Le grand brun partit presque en courant dans leur salle de bain, et en ressortit quelques secondes plus tard avec un petit sac sur l'épaule, qu'il déposa à côté de Lily.

- Tu as faim ? Je vais chercher quelque chose dans la cuisine, si tu veux. Tu veux que je te prépare un sandwich ?

Avant qu'elle n'ait le temps de répondre par la négative, il disparut hors de la chambre et dévala l'escalier, manquant sauter des marches et se casser la figure. Quand il revint dans la chambre, il sembla regarder partout autour de lui à la recherche de quelque chose à faire.

Ses yeux noirs toujours si expressifs l'étaient encore plus ce jour-là ; ils étaient immenses, pleins de tension, d'attente, de stress, de panique. Ses cheveux se faisaient ratisser par des doigts nerveux toutes les minutes environ, les rendant encore plus emmêlés qu'à l'ordinaire. Tout dans son comportement criait qu'il était dans une angoisse qui lui était étrangère. Il ne savait plus quoi faire de ses mains, de ses jambes, de son corps entier, et c'est pour cela qu'il faisait des allers-retours furieux entre les différentes pièces de leur maison.

James Potter avait toujours été très... James Potter. Mais en ce jour, il avait atteint un niveau tout autre que celui auquel il avait habitué ses proches.

- James, lui dit sa femme, dont le visage était étonnamment paisible. Regarde-moi, s'il te plaît.

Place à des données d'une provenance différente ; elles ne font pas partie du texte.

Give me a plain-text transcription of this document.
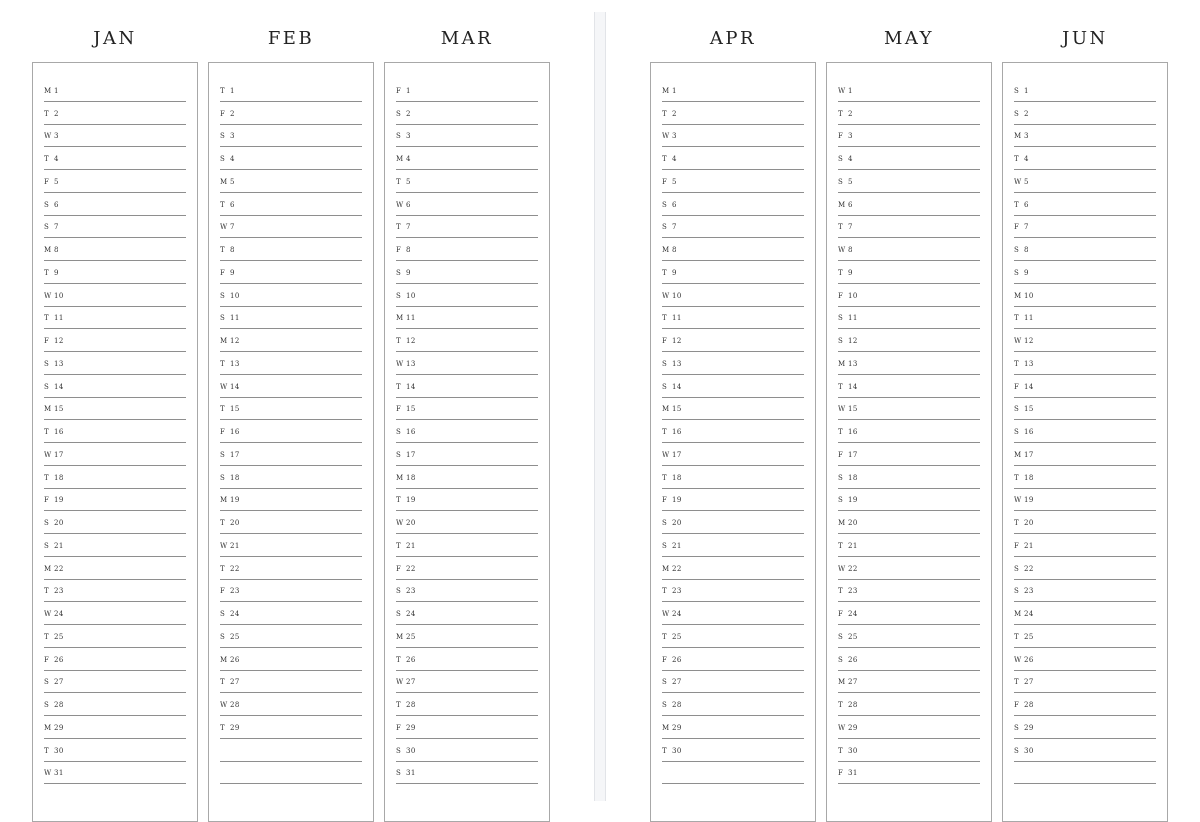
JAN
M 1
T 2
W 3
T 4
F 5
S 6
S 7
M 8
T 9
W 10
T 11
F 12
S 13
S 14
M 15
T 16
W 17
T 18
F 19
S 20
S 21
M 22
T 23
W 24
T 25
F 26
S 27
S 28
M 29
T 30
W 31
FEB
T 1
F 2
S 3
S 4
M 5
T 6
W 7
T 8
F 9
S 10
S 11
M 12
T 13
W 14
T 15
F 16
S 17
S 18
M 19
T 20
W 21
T 22
F 23
S 24
S 25
M 26
T 27
W 28
T 29
MAR
F 1
S 2
S 3
M 4
T 5
W 6
T 7
F 8
S 9
S 10
M 11
T 12
W 13
T 14
F 15
S 16
S 17
M 18
T 19
W 20
T 21
F 22
S 23
S 24
M 25
T 26
W 27
T 28
F 29
S 30
S 31
APR
M 1
T 2
W 3
T 4
F 5
S 6
S 7
M 8
T 9
W 10
T 11
F 12
S 13
S 14
M 15
T 16
W 17
T 18
F 19
S 20
S 21
M 22
T 23
W 24
T 25
F 26
S 27
S 28
M 29
T 30
MAY
W 1
T 2
F 3
S 4
S 5
M 6
T 7
W 8
T 9
F 10
S 11
S 12
M 13
T 14
W 15
T 16
F 17
S 18
S 19
M 20
T 21
W 22
T 23
F 24
S 25
S 26
M 27
T 28
W 29
T 30
F 31
JUN
S 1
S 2
M 3
T 4
W 5
T 6
F 7
S 8
S 9
M 10
T 11
W 12
T 13
F 14
S 15
S 16
M 17
T 18
W 19
T 20
F 21
S 22
S 23
M 24
T 25
W 26
T 27
F 28
S 29
S 30
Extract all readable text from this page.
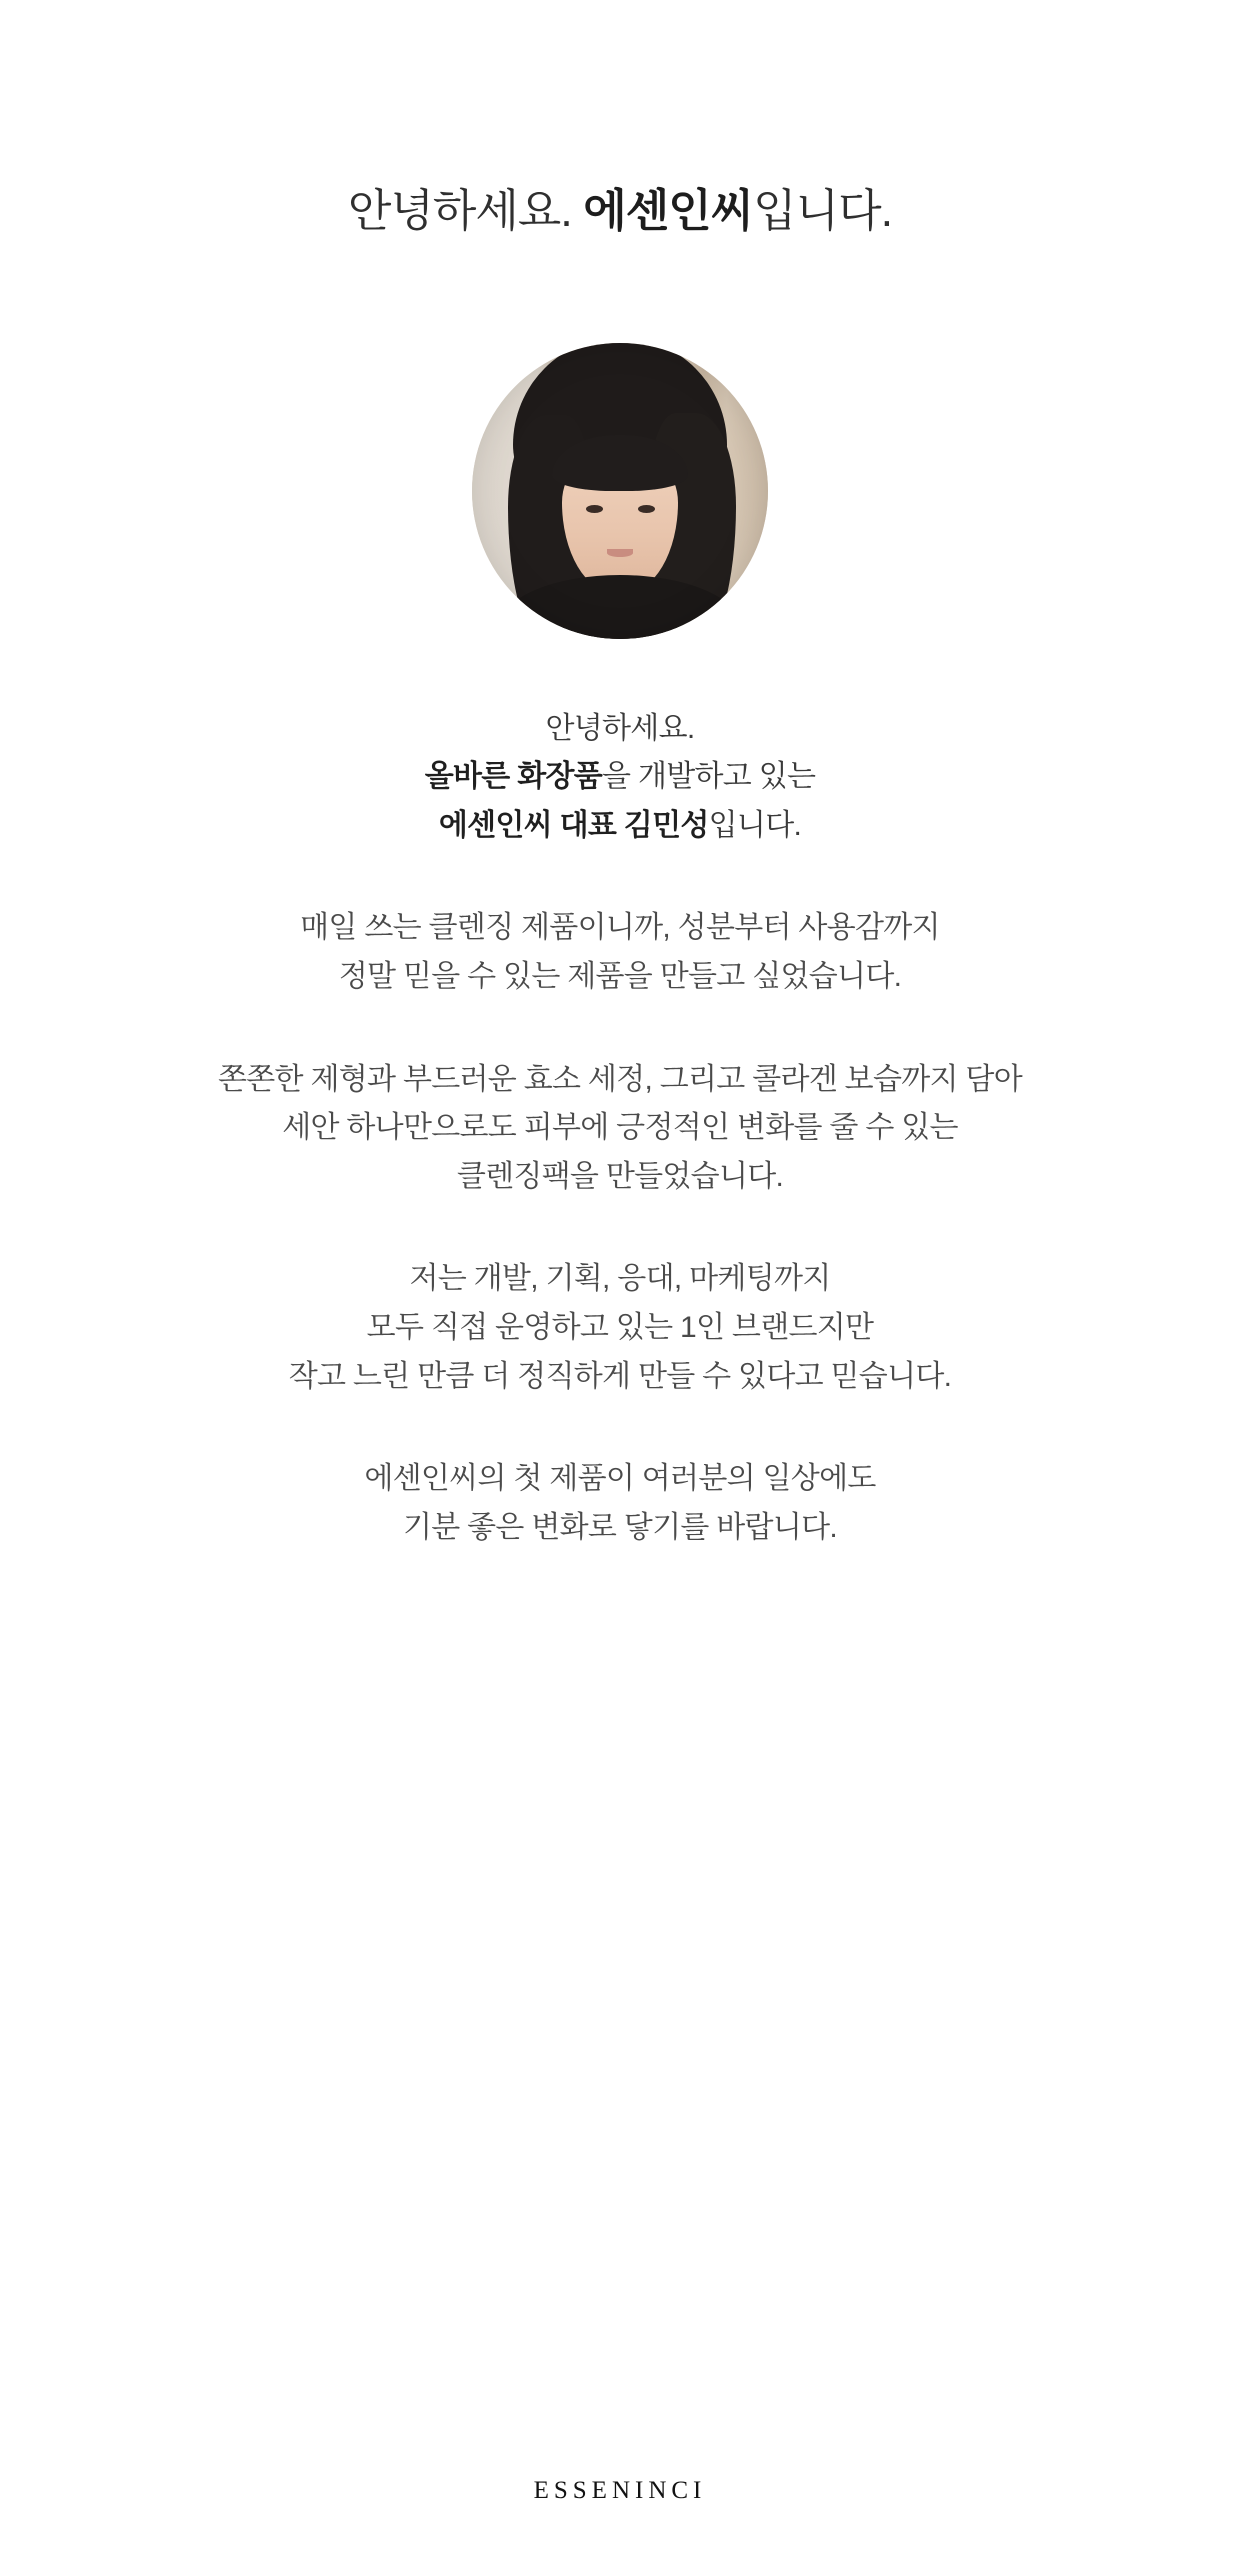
안녕하세요. 에센인씨입니다.
안녕하세요.
올바른 화장품을 개발하고 있는
에센인씨 대표 김민성입니다.
매일 쓰는 클렌징 제품이니까, 성분부터 사용감까지
정말 믿을 수 있는 제품을 만들고 싶었습니다.
쫀쫀한 제형과 부드러운 효소 세정, 그리고 콜라겐 보습까지 담아
세안 하나만으로도 피부에 긍정적인 변화를 줄 수 있는
클렌징팩을 만들었습니다.
저는 개발, 기획, 응대, 마케팅까지
모두 직접 운영하고 있는 1인 브랜드지만
작고 느린 만큼 더 정직하게 만들 수 있다고 믿습니다.
에센인씨의 첫 제품이 여러분의 일상에도
기분 좋은 변화로 닿기를 바랍니다.
ESSENINCI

Son mari se tourna vers elle, lui présentant ses yeux écarquillés et son teint blafard.

- Qu'est-ce que je peux faire ? Tu as mal ? Est-ce que...

- Je veux que tu te calmes. Souffle un bon coup, sinon tu vas me faire stresser. Et ce n'est pas bon, dans mon état.

Elle le vit prendre sa respiration, la relâcher lentement. Puis elle lui sourit.

- Voilà, c'est parfait. Maintenant, emmène-nous à Ste Mangouste.

Cinq minutes n'étaient pas passées que James était à nouveau hors de lui, les mains entortillées, et les yeux sortant de leurs orbites. Et bien sûr, sa bouche ne cessait de marmonner, tantôt pour lui-même, tantôt pour Lily, à qui il ne pouvait s'empêcher de poser des questions toutes plus idiotes les unes que les autres.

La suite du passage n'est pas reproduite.